Sub-Plots & Continuity:

It can be fun to track the minor story pints throughout a year’s worth of comics to see what ideas were developed and which were quietly dropped.

  • Bruce Banner transforms into the Hulk at nightfall, and the Hulk transforms back into Banner at dawn: No reason for this was ever given, and it was dropped in #3.
  • General Thunderbolt Ross is obsessed with hunting down and destroying the Hulk, for no particular reason: This is actually the only constant in the book so far.
  • The Hulk’s intelligence varies greatly: In the first issue (as the Grey Hulk), Hulk seems reasonably smart. In the second issue, he seems intelligent and sinister. In #3, Hulk is dumb to start with, and gets dumber. In #4, we get a much more intelligent (but reckless) Hulk.
  • Rick Jones has a lot of roles: Rick starts out as an idiot who accidentally helped create the Hulk, and learns of Banner’s secret identity. He then becomes Banner’s caretaker, the Hulk’s jailer, the Hulk’s master, the Hulk’s pilot (maybe? #4 is unhealthy who is doing the flying), and the man who betrays the Hulk. Again, this is all in four issues.
  • Rick Jones is apparently very forgettable: In #3, General Ross realizes that Rick has a connection to the Hulk, and uses Rick to lure the Hulk into a trap.
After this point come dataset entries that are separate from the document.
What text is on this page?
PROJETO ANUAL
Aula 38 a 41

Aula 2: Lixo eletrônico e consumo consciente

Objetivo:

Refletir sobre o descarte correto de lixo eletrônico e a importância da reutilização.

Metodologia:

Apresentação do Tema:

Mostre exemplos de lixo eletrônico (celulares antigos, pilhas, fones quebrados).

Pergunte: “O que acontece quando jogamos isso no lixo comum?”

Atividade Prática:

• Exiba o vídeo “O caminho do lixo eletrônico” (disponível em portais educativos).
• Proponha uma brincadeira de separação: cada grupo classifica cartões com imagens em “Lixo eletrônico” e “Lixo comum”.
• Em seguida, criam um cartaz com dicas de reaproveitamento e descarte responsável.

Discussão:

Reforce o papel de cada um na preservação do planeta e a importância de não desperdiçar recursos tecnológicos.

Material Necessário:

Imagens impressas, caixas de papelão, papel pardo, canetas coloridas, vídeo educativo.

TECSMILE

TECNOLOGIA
In #4, Betty has to convince General Ross that Rick has a connection to the Hulk.
  • Despite limited interactions together, Betty Ross appears to be developing a crush on Bruce Banner. Banner, on the other hand, has his hands full with the Hulk.
  • Bruce Banner is identified by aliens as Earth’s greatest scientific mind. In later years, that sort of claim is usually specified (greatest expert in gamma radiation, for example), but in 1962, it is a general statement.